A lot of movies about video games highlight the way they can blur the line between reality and its virtual facsimile -- but perhaps none so effectively as King of Kong: A Fistful of Quarters, Seth Gordon's 2007 documentary about the war that continues to rage over ultimate high score supremacy among classic arcade game aficionados. By focusing on the bitter rivalry between mulleted arcade kingpin Billy Mitchell and Steve Wiebe, his soft-spoken challenger for the Donkey Kong world record, King of Kong manages some thought-provoking commentary on human nature while also serving as a pleasantly nostalgic trip down memory lane for the grown-up kids who haunted arcades in the 1980s -- and for those who never lost their allowance to the machines, Adam Graham of the Detroit News writes that it "illuminates and draws you into a subculture you never knew existed and makes you genuinely care about its characters."

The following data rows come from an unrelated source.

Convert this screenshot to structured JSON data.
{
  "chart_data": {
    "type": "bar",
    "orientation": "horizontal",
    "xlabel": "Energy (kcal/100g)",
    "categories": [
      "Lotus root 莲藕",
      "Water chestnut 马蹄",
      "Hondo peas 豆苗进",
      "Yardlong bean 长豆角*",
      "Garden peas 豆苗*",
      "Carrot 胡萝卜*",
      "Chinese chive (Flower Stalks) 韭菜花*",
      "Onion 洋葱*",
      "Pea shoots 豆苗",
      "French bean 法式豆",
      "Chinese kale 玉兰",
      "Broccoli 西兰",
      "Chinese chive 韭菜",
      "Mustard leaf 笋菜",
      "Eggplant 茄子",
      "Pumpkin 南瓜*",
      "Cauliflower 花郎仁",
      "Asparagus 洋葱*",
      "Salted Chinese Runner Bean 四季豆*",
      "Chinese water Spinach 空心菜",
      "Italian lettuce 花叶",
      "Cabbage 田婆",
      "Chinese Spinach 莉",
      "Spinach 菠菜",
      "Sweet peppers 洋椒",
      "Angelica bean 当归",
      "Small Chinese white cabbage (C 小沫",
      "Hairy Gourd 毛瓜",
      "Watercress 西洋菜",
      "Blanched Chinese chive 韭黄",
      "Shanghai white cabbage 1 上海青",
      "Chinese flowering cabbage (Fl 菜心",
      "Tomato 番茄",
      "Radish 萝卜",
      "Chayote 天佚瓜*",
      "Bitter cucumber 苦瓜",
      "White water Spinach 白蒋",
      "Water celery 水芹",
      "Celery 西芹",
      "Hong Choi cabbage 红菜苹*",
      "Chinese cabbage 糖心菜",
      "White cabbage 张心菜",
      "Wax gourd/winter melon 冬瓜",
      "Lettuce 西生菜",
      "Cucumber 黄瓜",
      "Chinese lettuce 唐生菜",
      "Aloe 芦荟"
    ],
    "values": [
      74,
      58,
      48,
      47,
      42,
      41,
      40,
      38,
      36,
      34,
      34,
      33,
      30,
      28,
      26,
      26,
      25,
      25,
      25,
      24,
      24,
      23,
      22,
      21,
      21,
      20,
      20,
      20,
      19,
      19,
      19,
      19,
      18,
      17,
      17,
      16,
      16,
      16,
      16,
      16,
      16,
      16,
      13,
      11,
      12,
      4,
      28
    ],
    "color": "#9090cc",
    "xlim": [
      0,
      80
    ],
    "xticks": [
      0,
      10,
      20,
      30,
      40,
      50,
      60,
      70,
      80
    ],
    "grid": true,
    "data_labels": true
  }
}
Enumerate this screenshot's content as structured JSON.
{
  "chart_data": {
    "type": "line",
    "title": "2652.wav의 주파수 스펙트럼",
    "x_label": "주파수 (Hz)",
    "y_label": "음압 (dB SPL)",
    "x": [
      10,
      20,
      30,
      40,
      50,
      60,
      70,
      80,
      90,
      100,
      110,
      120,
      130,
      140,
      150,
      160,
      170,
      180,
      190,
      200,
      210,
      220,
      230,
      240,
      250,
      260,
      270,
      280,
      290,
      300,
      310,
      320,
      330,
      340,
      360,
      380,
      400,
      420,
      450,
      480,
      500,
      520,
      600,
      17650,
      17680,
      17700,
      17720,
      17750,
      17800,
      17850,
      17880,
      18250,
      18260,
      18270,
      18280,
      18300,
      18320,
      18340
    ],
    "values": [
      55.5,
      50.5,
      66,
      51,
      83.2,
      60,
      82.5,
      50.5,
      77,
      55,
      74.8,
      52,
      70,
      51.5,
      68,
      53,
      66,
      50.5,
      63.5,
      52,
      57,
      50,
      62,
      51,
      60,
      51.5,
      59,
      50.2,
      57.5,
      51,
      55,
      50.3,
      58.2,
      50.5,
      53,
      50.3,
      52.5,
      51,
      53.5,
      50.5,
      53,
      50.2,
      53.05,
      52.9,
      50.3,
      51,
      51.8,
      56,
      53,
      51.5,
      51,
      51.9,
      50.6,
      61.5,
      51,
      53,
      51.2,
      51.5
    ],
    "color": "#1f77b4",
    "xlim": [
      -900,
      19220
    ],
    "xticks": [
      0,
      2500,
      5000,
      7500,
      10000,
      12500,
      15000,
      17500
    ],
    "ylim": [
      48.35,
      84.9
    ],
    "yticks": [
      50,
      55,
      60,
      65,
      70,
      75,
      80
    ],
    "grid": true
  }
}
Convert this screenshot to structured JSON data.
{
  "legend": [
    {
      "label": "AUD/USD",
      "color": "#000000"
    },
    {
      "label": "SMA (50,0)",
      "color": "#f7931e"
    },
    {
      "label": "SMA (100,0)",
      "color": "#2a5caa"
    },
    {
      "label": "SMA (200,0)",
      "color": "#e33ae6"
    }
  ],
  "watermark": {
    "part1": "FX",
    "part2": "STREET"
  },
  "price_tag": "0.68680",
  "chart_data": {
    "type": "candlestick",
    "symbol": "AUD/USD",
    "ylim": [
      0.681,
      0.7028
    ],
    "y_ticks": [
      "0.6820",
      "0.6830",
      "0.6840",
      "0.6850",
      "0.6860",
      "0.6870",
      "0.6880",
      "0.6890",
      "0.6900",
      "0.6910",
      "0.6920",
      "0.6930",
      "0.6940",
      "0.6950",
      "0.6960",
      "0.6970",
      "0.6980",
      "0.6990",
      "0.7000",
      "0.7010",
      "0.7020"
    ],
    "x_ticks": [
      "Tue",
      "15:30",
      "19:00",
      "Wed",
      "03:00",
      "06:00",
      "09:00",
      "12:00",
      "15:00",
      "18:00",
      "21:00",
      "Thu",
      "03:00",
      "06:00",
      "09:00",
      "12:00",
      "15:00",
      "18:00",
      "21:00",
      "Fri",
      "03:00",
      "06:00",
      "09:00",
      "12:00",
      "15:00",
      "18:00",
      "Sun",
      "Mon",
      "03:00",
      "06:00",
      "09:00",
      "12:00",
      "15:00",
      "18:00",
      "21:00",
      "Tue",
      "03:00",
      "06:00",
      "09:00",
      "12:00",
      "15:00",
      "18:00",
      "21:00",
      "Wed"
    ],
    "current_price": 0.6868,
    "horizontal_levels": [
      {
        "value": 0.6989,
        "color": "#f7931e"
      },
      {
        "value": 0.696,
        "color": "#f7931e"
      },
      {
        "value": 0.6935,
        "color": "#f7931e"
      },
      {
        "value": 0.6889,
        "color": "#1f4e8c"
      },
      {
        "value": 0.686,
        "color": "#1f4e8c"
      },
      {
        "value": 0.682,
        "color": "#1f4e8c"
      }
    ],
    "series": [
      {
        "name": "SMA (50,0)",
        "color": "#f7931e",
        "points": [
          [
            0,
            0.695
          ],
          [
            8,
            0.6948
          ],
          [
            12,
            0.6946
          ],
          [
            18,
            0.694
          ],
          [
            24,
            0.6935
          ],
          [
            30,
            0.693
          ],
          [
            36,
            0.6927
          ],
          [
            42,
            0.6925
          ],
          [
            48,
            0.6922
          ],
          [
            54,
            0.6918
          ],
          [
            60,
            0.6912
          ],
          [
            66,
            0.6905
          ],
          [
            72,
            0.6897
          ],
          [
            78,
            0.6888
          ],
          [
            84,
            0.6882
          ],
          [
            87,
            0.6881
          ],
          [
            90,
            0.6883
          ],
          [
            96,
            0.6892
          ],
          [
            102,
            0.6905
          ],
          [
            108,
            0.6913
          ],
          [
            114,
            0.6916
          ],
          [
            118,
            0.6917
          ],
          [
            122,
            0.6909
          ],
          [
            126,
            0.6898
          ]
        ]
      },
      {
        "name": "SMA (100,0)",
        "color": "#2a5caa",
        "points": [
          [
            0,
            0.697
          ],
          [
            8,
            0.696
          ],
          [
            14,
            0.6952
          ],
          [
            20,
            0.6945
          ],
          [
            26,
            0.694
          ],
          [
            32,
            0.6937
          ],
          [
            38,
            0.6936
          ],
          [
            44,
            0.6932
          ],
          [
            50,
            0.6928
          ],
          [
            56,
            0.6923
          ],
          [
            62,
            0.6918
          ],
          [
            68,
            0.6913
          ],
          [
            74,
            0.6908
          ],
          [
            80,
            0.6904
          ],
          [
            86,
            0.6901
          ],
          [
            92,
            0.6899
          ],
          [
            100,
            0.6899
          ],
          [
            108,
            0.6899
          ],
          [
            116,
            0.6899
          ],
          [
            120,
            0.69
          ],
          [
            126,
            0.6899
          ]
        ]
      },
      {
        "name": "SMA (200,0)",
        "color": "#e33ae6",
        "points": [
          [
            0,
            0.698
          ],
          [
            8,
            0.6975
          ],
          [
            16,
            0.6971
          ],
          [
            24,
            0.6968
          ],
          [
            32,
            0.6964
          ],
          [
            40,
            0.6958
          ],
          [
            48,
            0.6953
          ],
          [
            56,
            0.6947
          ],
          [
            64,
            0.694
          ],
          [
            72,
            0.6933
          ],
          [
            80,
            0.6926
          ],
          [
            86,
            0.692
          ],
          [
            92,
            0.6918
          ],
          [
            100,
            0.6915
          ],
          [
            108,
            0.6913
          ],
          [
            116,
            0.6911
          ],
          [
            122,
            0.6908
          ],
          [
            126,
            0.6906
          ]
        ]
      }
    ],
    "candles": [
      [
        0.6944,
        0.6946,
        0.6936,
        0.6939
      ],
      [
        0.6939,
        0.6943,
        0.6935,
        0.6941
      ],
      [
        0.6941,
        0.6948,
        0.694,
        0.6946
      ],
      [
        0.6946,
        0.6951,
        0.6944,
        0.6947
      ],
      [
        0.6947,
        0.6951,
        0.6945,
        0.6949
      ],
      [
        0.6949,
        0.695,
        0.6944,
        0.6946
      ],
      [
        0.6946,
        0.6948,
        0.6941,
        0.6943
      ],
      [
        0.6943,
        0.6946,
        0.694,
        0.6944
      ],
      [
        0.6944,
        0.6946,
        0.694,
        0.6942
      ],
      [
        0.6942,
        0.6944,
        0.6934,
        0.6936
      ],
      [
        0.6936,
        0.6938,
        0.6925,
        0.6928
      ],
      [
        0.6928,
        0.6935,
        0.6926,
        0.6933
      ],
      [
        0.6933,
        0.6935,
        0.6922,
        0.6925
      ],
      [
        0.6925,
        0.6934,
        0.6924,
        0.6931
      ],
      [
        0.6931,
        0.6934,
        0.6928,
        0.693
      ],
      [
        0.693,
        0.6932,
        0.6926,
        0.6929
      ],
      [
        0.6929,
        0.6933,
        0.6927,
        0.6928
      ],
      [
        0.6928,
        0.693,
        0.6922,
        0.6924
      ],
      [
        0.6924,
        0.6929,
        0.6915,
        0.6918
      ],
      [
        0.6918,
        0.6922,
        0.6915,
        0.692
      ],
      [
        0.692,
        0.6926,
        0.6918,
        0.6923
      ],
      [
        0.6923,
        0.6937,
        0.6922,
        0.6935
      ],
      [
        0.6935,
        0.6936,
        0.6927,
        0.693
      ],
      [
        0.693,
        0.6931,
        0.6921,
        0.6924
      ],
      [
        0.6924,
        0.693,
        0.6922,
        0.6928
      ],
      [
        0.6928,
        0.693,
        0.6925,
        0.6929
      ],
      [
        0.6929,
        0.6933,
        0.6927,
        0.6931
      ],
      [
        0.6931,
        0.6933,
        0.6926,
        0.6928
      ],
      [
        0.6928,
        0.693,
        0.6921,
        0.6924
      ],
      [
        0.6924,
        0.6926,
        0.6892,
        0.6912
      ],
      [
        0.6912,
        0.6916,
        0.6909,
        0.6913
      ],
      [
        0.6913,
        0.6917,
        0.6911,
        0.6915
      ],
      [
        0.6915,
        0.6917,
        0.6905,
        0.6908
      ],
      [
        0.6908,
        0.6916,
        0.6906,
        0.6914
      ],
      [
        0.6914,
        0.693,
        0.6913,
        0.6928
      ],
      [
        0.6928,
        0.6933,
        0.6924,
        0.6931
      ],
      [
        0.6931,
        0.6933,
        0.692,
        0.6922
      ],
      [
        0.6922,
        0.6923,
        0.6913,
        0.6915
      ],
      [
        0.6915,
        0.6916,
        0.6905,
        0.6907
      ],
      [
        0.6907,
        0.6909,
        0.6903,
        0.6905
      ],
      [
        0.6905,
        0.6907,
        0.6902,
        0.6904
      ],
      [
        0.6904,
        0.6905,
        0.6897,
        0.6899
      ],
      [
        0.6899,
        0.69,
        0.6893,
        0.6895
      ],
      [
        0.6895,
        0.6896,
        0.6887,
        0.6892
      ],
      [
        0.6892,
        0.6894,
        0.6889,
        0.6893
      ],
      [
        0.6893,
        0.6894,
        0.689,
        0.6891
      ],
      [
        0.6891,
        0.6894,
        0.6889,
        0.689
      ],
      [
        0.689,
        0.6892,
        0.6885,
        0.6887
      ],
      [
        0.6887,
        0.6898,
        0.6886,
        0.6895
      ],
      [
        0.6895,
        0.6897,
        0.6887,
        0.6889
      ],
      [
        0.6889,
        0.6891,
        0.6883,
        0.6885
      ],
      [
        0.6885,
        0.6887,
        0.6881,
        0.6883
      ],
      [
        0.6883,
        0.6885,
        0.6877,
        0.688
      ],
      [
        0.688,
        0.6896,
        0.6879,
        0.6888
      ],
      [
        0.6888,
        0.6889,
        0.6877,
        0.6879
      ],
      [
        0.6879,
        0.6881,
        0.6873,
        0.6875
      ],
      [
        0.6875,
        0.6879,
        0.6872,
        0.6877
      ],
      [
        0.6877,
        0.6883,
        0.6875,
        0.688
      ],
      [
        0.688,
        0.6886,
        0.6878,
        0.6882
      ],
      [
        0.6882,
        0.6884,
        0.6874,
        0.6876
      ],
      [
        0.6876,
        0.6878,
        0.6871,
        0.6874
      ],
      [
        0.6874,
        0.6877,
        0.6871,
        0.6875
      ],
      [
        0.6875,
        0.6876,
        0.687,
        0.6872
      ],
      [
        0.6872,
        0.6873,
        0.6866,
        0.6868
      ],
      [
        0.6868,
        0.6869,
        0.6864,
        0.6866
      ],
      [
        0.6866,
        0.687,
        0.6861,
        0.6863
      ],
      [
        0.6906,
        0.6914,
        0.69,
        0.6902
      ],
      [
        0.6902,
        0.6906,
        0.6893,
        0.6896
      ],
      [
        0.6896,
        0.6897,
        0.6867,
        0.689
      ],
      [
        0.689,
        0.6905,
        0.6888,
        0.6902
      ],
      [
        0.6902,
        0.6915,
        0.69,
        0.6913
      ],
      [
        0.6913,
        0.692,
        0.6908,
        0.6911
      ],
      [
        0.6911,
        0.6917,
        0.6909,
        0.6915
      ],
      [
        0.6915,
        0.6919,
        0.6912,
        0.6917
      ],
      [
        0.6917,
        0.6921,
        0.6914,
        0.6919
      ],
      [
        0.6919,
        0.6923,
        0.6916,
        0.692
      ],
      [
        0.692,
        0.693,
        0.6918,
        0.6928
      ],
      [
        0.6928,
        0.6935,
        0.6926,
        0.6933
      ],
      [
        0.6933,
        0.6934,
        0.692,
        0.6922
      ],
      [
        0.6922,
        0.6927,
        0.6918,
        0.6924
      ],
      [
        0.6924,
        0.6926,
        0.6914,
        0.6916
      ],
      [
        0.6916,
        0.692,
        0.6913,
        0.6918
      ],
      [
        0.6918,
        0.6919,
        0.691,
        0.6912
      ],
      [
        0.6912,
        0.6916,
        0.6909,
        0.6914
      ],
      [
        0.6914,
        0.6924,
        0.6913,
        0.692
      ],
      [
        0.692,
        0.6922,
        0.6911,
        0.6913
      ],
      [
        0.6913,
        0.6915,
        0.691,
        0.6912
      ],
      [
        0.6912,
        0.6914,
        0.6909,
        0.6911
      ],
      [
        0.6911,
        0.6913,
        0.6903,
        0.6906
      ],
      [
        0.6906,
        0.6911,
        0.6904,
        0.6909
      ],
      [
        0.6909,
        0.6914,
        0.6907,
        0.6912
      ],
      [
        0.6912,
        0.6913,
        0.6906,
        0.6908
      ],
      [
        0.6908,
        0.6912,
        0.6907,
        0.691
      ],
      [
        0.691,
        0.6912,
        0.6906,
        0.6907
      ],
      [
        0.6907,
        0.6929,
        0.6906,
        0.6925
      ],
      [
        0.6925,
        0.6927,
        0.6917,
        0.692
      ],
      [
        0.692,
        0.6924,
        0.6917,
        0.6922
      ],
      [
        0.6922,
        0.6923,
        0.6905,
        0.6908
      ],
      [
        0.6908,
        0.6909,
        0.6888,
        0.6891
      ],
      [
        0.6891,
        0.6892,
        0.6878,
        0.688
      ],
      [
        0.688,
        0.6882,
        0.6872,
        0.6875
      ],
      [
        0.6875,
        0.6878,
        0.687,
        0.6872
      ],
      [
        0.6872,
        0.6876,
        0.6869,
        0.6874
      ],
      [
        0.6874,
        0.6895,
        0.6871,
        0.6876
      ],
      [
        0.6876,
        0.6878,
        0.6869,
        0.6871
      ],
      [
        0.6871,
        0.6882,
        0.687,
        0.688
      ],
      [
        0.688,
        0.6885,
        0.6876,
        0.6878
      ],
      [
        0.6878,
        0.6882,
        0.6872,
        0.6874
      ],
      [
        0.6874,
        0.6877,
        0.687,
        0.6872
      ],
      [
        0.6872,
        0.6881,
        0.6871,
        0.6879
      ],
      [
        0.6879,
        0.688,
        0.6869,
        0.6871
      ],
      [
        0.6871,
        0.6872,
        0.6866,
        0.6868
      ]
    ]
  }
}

A teen-friendly interstellar action flick that brought hardcore gamers' dreams to life while presaging the future direction of military technology, 1984's The Last Starfighter follows the adventures of a small-town teen (Lance Guest) whose incredible skill with a video game (called Starfighter, natch) leads to his being recruited as a pilot in an alien space war. It's familiar stuff -- especially during an era when the memory of one of cinema's most memorable wannabe space warriors, Luke Skywalker, was fresh in everyone's minds -- but it's capably handled, and it's easy to see how The Last Starfighter became one of the most beloved cult classics of the decade. As Rob Vaux of the Flipside Movie Emporium cautioned, "If you're going to shamelessly rip off Star Wars, make sure you do it with as much spirit as this film."